Here are the first views of the hike
After losing the trail early on (frustrating mistake on my part, lost about an hour because of it), we made our way near the base of Fletcher before traversing over to the ridge.
Here are some of the first views we had of the snow covered ridge
After gaining the ridge we had some beautiful views of the other side
The first part on the ridge is very straight forward, just traversing the left side
After this fun little walk we got a view of the difficult terrain ahead
The mine shaft (?) right before the real fun began
One of the easy pitches at the beginning of the towers
Jake climbing up the first difficult section of the route. This piece would have been very easy without the fresh snow cover.
A close up of Jake in the gully
From here the pictures of the route get a little scarce. There were some pretty sketchy areas due to the snow, hence, my camera stayed in my pocket. There was one section, if it was melted out, would be just a quick walk across a very steep gully, but with the snow this pitch was far too dangerous. We decided to go straight up a class 4 face of the tower, while safer than the alternative, the exposure made you pay attention.
Jake and Jono picking their way through some tight rock
A shot of the exposure on a brief catwalk before the crux. The view was similar on the other side
Jake, Jono and Christian exiting the catwalk section
Before beginning the crux of the climb there is a downclimb to the bottom of the last tower. As you can see, some of the exposure here is quite dramatic. *(for some reason this photo is not showing in the text, if interested, the photo does show at the bottom if you scroll over it)*
After the downclimb we planned our attack on the crux
We decided, per the advice from Bill and 14ers.com, to climb directly up the staircase up the middle of the tower. From this point we exited to the left before the steep crack just before the top. The picture below is Christian taking on the last real challenge of the day, exiting the crux. This was a pretty straightforward move for Jono and myself (long legged folk) but a bit of a challenge for our more stoutly friends
After that it is easy climbing to the summit, and a little relief from all of us given the slippery and exposed route.

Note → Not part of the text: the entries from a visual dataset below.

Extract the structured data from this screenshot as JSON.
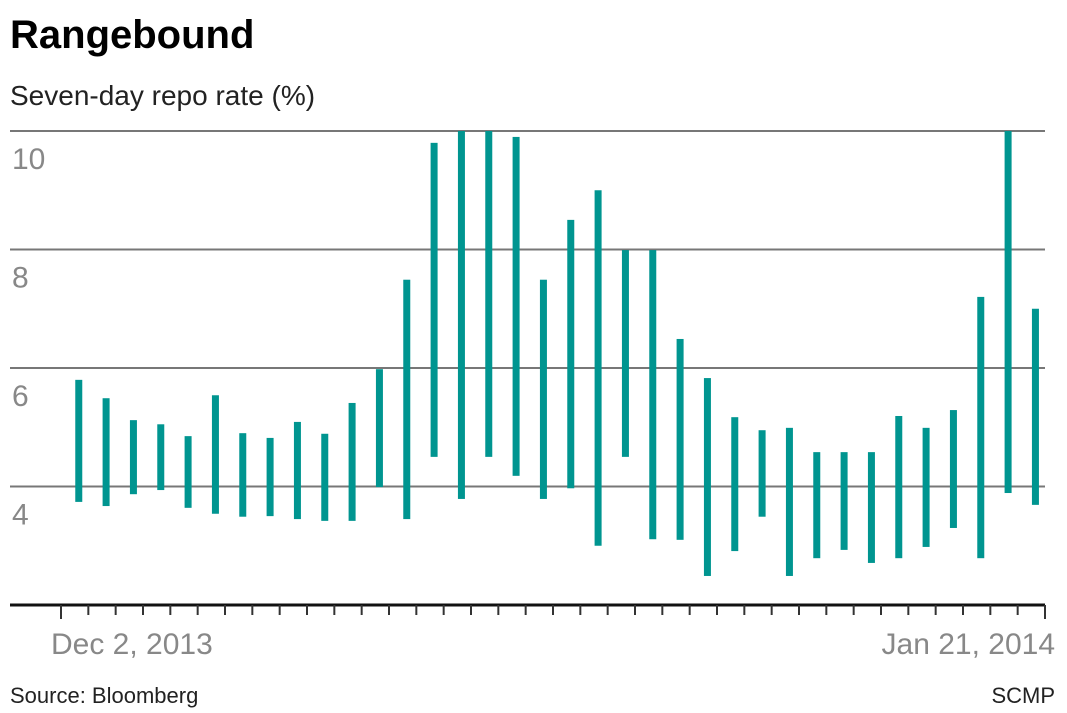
{
  "chart_data": {
    "type": "range_bar",
    "title": "Rangebound",
    "subtitle": "Seven-day repo rate (%)",
    "source": "Source: Bloomberg",
    "credit": "SCMP",
    "x_labels": [
      "Dec 2,  2013",
      "Jan 21, 2014"
    ],
    "categories": [
      null,
      null,
      null,
      null,
      null,
      null,
      null,
      null,
      null,
      null,
      null,
      null,
      null,
      null,
      null,
      null,
      null,
      null,
      null,
      null,
      null,
      null,
      null,
      null,
      null,
      null,
      null,
      null,
      null,
      null,
      null,
      null,
      null,
      null,
      null,
      null
    ],
    "highs": [
      5.8,
      5.49,
      5.12,
      5.05,
      4.85,
      5.54,
      4.9,
      4.82,
      5.09,
      4.89,
      5.41,
      5.98,
      7.49,
      9.8,
      10,
      10,
      9.9,
      7.49,
      8.5,
      9.0,
      7.99,
      7.99,
      6.49,
      5.83,
      5.17,
      4.95,
      4.99,
      4.58,
      4.58,
      4.58,
      5.19,
      4.99,
      5.29,
      7.2,
      10,
      7.0
    ],
    "lows": [
      3.74,
      3.67,
      3.87,
      3.94,
      3.64,
      3.54,
      3.49,
      3.5,
      3.45,
      3.42,
      3.42,
      3.99,
      3.45,
      4.5,
      3.79,
      4.5,
      4.18,
      3.79,
      3.97,
      3.0,
      4.5,
      3.11,
      3.1,
      2.49,
      2.91,
      3.49,
      2.49,
      2.79,
      2.93,
      2.71,
      2.79,
      2.98,
      3.3,
      2.79,
      3.89,
      3.69
    ],
    "color": "#009590",
    "ylim": [
      2,
      10
    ],
    "yticks": [
      4,
      6,
      8,
      10
    ],
    "grid": true
  }
}
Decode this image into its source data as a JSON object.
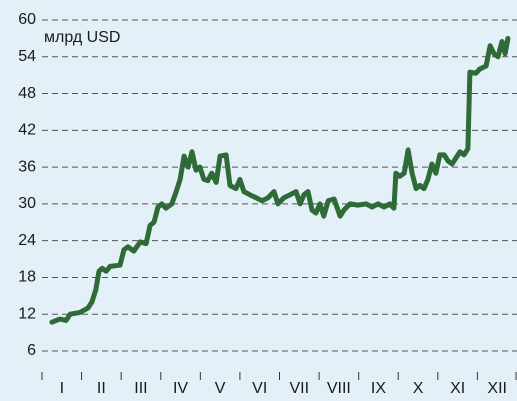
{
  "chart_data": {
    "type": "line",
    "y_label": "млрд USD",
    "x": [
      0.25,
      0.45,
      0.61,
      0.71,
      0.96,
      1.16,
      1.26,
      1.36,
      1.44,
      1.52,
      1.62,
      1.72,
      1.97,
      2.07,
      2.17,
      2.32,
      2.48,
      2.63,
      2.73,
      2.83,
      2.93,
      3.03,
      3.13,
      3.28,
      3.39,
      3.49,
      3.59,
      3.69,
      3.79,
      3.89,
      3.99,
      4.09,
      4.19,
      4.29,
      4.4,
      4.5,
      4.65,
      4.75,
      4.9,
      5.0,
      5.1,
      5.25,
      5.41,
      5.56,
      5.71,
      5.86,
      5.96,
      6.11,
      6.27,
      6.42,
      6.52,
      6.62,
      6.72,
      6.82,
      6.92,
      7.02,
      7.12,
      7.23,
      7.38,
      7.53,
      7.63,
      7.78,
      7.98,
      8.19,
      8.34,
      8.49,
      8.64,
      8.79,
      8.89,
      8.94,
      9.04,
      9.15,
      9.25,
      9.35,
      9.45,
      9.55,
      9.65,
      9.75,
      9.85,
      9.95,
      10.05,
      10.16,
      10.26,
      10.36,
      10.46,
      10.56,
      10.66,
      10.76,
      10.81,
      10.96,
      11.06,
      11.22,
      11.32,
      11.42,
      11.52,
      11.62,
      11.7,
      11.77
    ],
    "series": [
      {
        "color": "#2f6b37",
        "values": [
          10.7,
          11.2,
          11,
          12,
          12.3,
          13,
          14,
          16,
          19,
          19.5,
          19,
          19.8,
          20,
          22.5,
          23,
          22.3,
          23.8,
          23.5,
          26.5,
          27,
          29.5,
          30,
          29.3,
          30,
          32,
          34,
          37.8,
          36,
          38.5,
          35.5,
          36,
          34,
          33.8,
          35,
          33.5,
          37.8,
          38,
          33,
          32.5,
          34,
          32,
          31.5,
          31,
          30.5,
          31,
          32,
          30,
          31,
          31.5,
          32,
          30,
          31.5,
          32,
          29,
          28.5,
          30,
          28,
          30.5,
          30.8,
          28,
          29,
          30,
          29.8,
          30,
          29.5,
          30,
          29.5,
          30,
          29.3,
          35,
          34.5,
          35,
          38.8,
          35,
          32.5,
          33,
          32.5,
          34,
          36.5,
          35,
          38,
          38,
          37,
          36.5,
          37.5,
          38.5,
          38,
          39,
          51.5,
          51.3,
          52,
          52.5,
          55.8,
          54.5,
          54,
          56.5,
          54.5,
          57
        ]
      }
    ],
    "xlim": [
      0,
      12
    ],
    "xticks": [
      {
        "value": 0.5,
        "label": "I"
      },
      {
        "value": 1.5,
        "label": "II"
      },
      {
        "value": 2.5,
        "label": "III"
      },
      {
        "value": 3.5,
        "label": "IV"
      },
      {
        "value": 4.5,
        "label": "V"
      },
      {
        "value": 5.5,
        "label": "VI"
      },
      {
        "value": 6.5,
        "label": "VII"
      },
      {
        "value": 7.5,
        "label": "VIII"
      },
      {
        "value": 8.5,
        "label": "IX"
      },
      {
        "value": 9.5,
        "label": "X"
      },
      {
        "value": 10.5,
        "label": "XI"
      },
      {
        "value": 11.5,
        "label": "XII"
      }
    ],
    "ylim": [
      6,
      60
    ],
    "yticks": [
      6,
      12,
      18,
      24,
      30,
      36,
      42,
      48,
      54,
      60
    ],
    "grid": true
  }
}
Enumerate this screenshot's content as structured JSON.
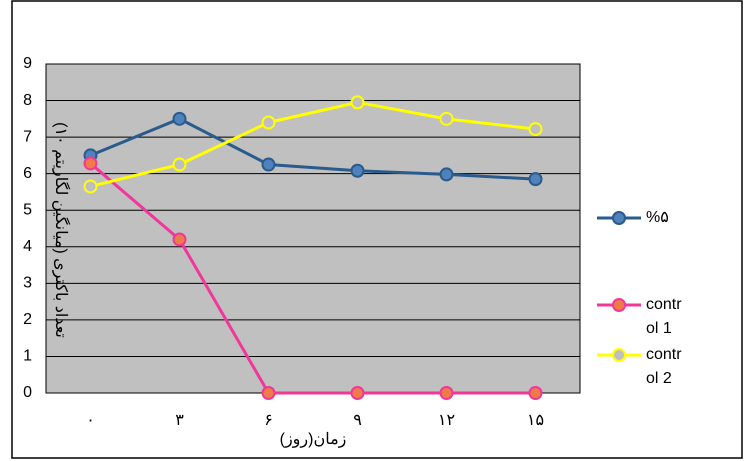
{
  "chart_data": {
    "type": "line",
    "categories": [
      "۰",
      "۳",
      "۶",
      "۹",
      "۱۲",
      "۱۵"
    ],
    "x_label": "زمان(روز)",
    "y_label": "تعداد باکتری (میانگین لگاریتم ۱۰)",
    "ylim": [
      0,
      9
    ],
    "yticks": [
      0,
      1,
      2,
      3,
      4,
      5,
      6,
      7,
      8,
      9
    ],
    "grid": true,
    "legend": "right",
    "series": [
      {
        "name": "%۵",
        "color": "#2a5b8c",
        "marker_color": "#4f81bd",
        "values": [
          6.5,
          7.5,
          6.25,
          6.08,
          5.98,
          5.85
        ]
      },
      {
        "name": "control 1",
        "color": "#f0389a",
        "marker_color": "#f07a48",
        "values": [
          6.28,
          4.2,
          0,
          0,
          0,
          0
        ]
      },
      {
        "name": "control 2",
        "color": "#ffff00",
        "marker_color": "#bfbfbf",
        "values": [
          5.65,
          6.25,
          7.4,
          7.95,
          7.5,
          7.22
        ]
      }
    ]
  }
}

The obligatory summit shot (Christian, Jake, myself and Jono)
We had originally planned to descend the standard route and then hike the two miles back up to the upper trailhead, but the sight of our cars down a coulior was too much to pass up so we decided to decend directly down.
We saw a mountain goat and her baby on the way down, a bad picture, but my friend got some great shots of the two of them
The couloir was pretty steep and loose, definately want to keep an eye out for falling rock. We made it back to the car at 1:30...Would have been about an hr earlier or so if I had not gotten us lost in the beginning.
Overall this was a really fun route made a lot more spicy with some fresh snow. There is a lot of exposure on this route that makes it very fun and a great sat morning. We wanted to do a climb close to Denver we hadn't done, but we weren't really interested in a class one hike, this route fit the bill perfectly. Overall a very fun day!!
Thumbnails for uploaded photos (click to open slideshow):
I climbed this route last year and had a lot of fun. My wife and I and 2 our our pals were the only people up that route that day and i stepped on a boulder on a slight down climb and it let go and almost took me with it. Then the next day a guy went alone and died. Glad you made it up safe!